This TH model was firmly anchored in both Etzkowitz’s interest in the institutional dynamics of relations, on the one side, while on the other, it elaborated on my interest in the operationalization of an evolutionary model of the knowledge-based economy in terms of three (or more) social dynamics as against two. Whereas a co-evolution in a double helix can stabilize because of “mutual shaping” along a trajectory between the two selection environments, a third dynamic can be expected continuously to upset this tendency toward equilibrium to the extent that such a system becomes unstable. From this perspective, equilibrium needs to be explained, whereas a tendency towards equilibrium is assumed in neo-classical economics.
In an evolutionary theory of innovation, genotypes have first to be distinguished from phenotypes [45]. The genotypes operate as selection mechanisms on the observable (that is, phenotypical) variation. In the (neo-)institutional TH model, the institutional arrangements provide the variation, whereas selection mechanisms are genotypical and deterministic. The genotypes of non-biological systems, however, are not given as DNA—the observable code of biological evolution—but must first be specified [46].
Since non-biological selection is no longer “natural selection”, more than a single selection mechanism can be expected to operate: market selection, technological selection, etc. The criteria for selection are based on (potentially different) codes constructed in the communication and developing in functionally different domains [47]. Using another semantics, one can consider the selection mechanisms also as social coordination mechanisms. In the TH model, we focus on three of them: markets, sciences, and politics.
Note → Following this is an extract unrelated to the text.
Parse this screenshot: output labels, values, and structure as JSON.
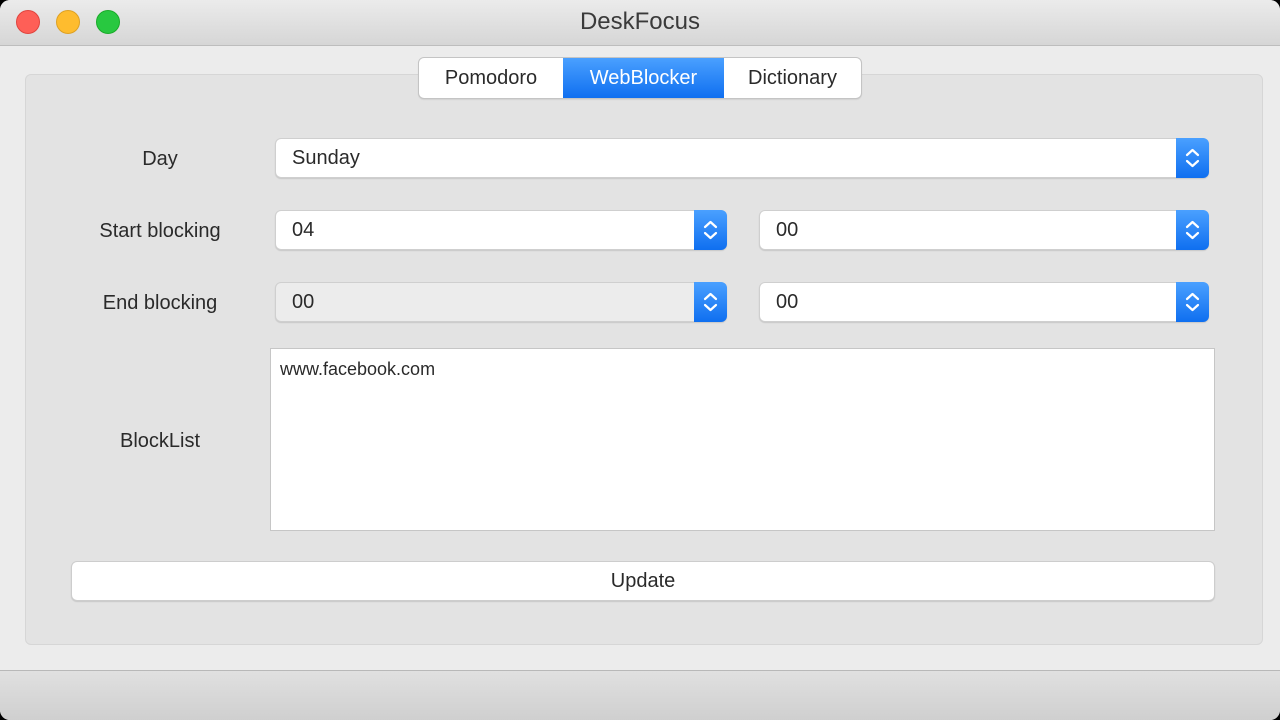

Nelson and Winter’s [5,6] distinction between market and non-market selection mechanisms can thus be generalized to selections in various dimensions. Since the selection mechanisms are not given but constructed, they can be expected to (co-)evolve by adapting to the complexity in the phenotypical variation. With a reference to Hayami and Ruttan [48], Nelson and Winter [5], were also aware that selections can operate upon selections and thus drive hyper-selection (cf. [49]): the trajectory of a technology provides a historical selection mechanism (stabilization) while developing along a life-cycle; the regime adds evolutionary selection (globalization). One needs a next-order systems perspective to “see” regime changes.
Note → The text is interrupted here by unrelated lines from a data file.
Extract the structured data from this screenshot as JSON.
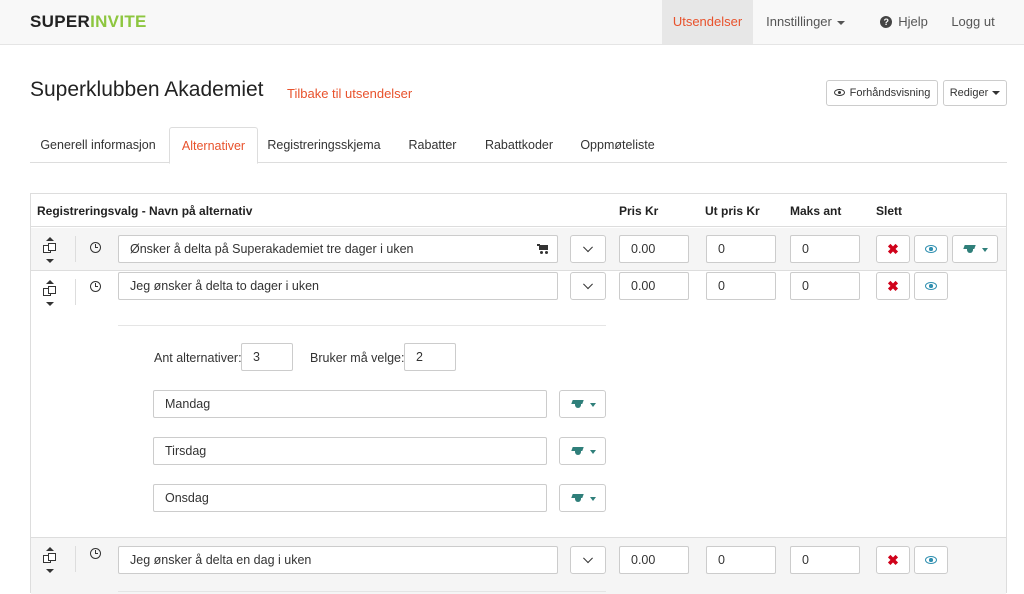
{
  "navbar": {
    "logo_part1": "SUPER",
    "logo_part2": "INVITE",
    "items": [
      {
        "label": "Utsendelser",
        "active": true
      },
      {
        "label": "Innstillinger"
      },
      {
        "label": "Hjelp",
        "icon": "question-circle-icon"
      },
      {
        "label": "Logg ut"
      }
    ]
  },
  "header": {
    "title": "Superklubben Akademiet",
    "back_link": "Tilbake til utsendelser",
    "preview_button": "Forhåndsvisning",
    "edit_button": "Rediger"
  },
  "tabs": [
    {
      "label": "Generell informasjon"
    },
    {
      "label": "Alternativer",
      "active": true
    },
    {
      "label": "Registreringsskjema"
    },
    {
      "label": "Rabatter"
    },
    {
      "label": "Rabattkoder"
    },
    {
      "label": "Oppmøteliste"
    }
  ],
  "table": {
    "headers": {
      "name": "Registreringsvalg - Navn på alternativ",
      "price": "Pris Kr",
      "out_price": "Ut pris Kr",
      "max": "Maks ant",
      "delete": "Slett"
    },
    "rows": [
      {
        "name": "Ønsker å delta på Superakademiet tre dager i uken",
        "price": "0.00",
        "out_price": "0",
        "max": "0"
      },
      {
        "name": "Jeg ønsker å delta to dager i uken",
        "price": "0.00",
        "out_price": "0",
        "max": "0"
      },
      {
        "name": "Jeg ønsker å delta en dag i uken",
        "price": "0.00",
        "out_price": "0",
        "max": "0"
      }
    ],
    "sub_options": {
      "count_label": "Ant alternativer:",
      "count_value": "3",
      "must_choose_label": "Bruker må velge:",
      "must_choose_value": "2",
      "items": [
        "Mandag",
        "Tirsdag",
        "Onsdag"
      ]
    }
  },
  "colors": {
    "accent": "#e8522c",
    "logo_green": "#8dc63f",
    "delete_red": "#d0021b",
    "icon_teal": "#2f7f7a",
    "eye_blue": "#2f8fb0"
  }
}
Thus, one obtains a system which is both vertically and horizontally differentiated: vertically, in terms of selections operating upon selections and thereby recursively generating stabilizations and globalizations; horizontally, in terms of different functionalities (academia, industry, and government). However, the resulting construct should not be considered as a “really existing” system; it remains a model, as the codes are not biological codes but codes of communication. Because of this volatility, the selections disturb one another continuously in different directions and at different levels so that the construct cannot be stabilized historically. One can recombine “infra-reflexively” [50] in different directions. Instead of a “system”, one can thus expect a “fractal manifold” [51] composed of interacting triple helices. All higher-order helices can be decomposed in terms of triangles [51]. Such a construct does not “exist” as hardware—in the sense of the Latin esse—but we construct it as a model of latent genotypes using the phenotypes that we observe as a basis and testing ground for these inferences.
For example, Freeman and Perez’ [13] above-noted model of structural crises and adjustment mechanisms in the institutional dimension versus technological paradigms generating long-term cycles is based on the premise of rapidly falling prices in specific production factors. Each new regime is based on a crucial factor, such as oil, or, more recently, micro-electronics. In my opinion, it is not the observable micro-electronics as hardware or as a commodity which drives the cycle(s), but the possibility to absorb knowledge into the production system in terms of computer routines and computer power, which is facilitated and mediated by the use of micro-electronics. The material component of “micro-electronics” opens a window on the knowledge dynamics which itself remains ideational. The surplus of possibilities generated in the knowledge dynamics can thus be appreciated and exploited.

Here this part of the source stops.